Malaysia Airports has signed a memorandum of understanding with Skyports, a designer and operator of vertiport infrastructure for electric air taxis, and Volocopter, a pioneer of urban air mobility (UAM).
The collaboration forms part of the five-year regeneration plan for Subang’s Sultan Abdul Aziz Shah Airport (LTSAAS), which was Kuala Lumpur’s main airport before the opening of Kuala Lumpur International Airport in 1998. The project will explore the deployment of electric air taxi services at LTSAAS as well as other locations throughout Malaysia.
As a first step, the three parties will combine their aerospace and aviation expertise to conduct a feasibility study examining suitable vertiport solutions to enable the safe take-off and landing of passenger eVTOL vehicles, considering factors such as demand, customer flow, and how to integrate UAM operations within an existing airport.
Malaysia Airports’ Group CEO, Dato’ Mohd Shukrie Mohd Salleh, says, “Air taxi technology and revolution is the next big thing that we want to see happen in Malaysian aviation. With LTSAAS offering a synergistic ecosystem within the aviation and aerospace sectors, it is timely for us to explore this new service as it complements other key developments of the regeneration initiative. Volocopter and Skyports are both leaders in their respective fields of advanced air mobility and we hope to further futureproof LTSAAS’s position in Asia Pacific by catering to research, assembly, manufacturing, maintenance, repair and overhaul in addition to air taxi operations.”

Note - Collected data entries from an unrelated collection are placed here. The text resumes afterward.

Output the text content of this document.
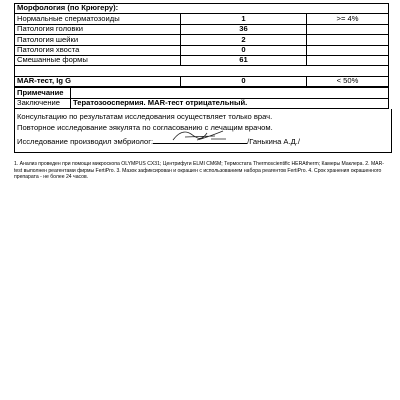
Морфология (по Крюгеру):		
Нормальные сперматозоиды	1	>= 4%
Патология головки	36	
Патология шейки	2	
Патология хвоста	0	
Смешанные формы	61	

MAR-тест, Ig G	0	< 50%
Примечание	
Заключение	Тератозооспермия. MAR-тест отрицательный.
Консультацию по результатам исследования осуществляет только врач.
Повторное исследование эякулята по согласованию с лечащим врачом.
Исследование производил эмбриолог:	/Ганькина А.Д./
1. Анализ проведен при помощи микроскопа OLYMPUS CX31; Центрифуги ELMI CM6M; Термостата Thermoscientific HERAtherm; Камеры Маклера. 2. MAR-test выполнен реагентами фирмы FertiPro. 3. Мазок зафиксирован и окрашен с использованием набора реагентов FertiPro. 4. Срок хранения окрашенного препарата - не более 24 часов.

Christian Bauer, CCO of Volocopter, adds, “The Southeast Asian Market is one of the largest and most interesting ones for UAM due to its geographical layout and dense population. Our feasibility study will help give us insights on demand, customer expectations, and airport integration, which we can apply to other markets in the region. Having expert partners like Skyports and LTSAAS understanding the local needs, is decisive in bringing revolutionary technologies like electric air taxis to new markets.”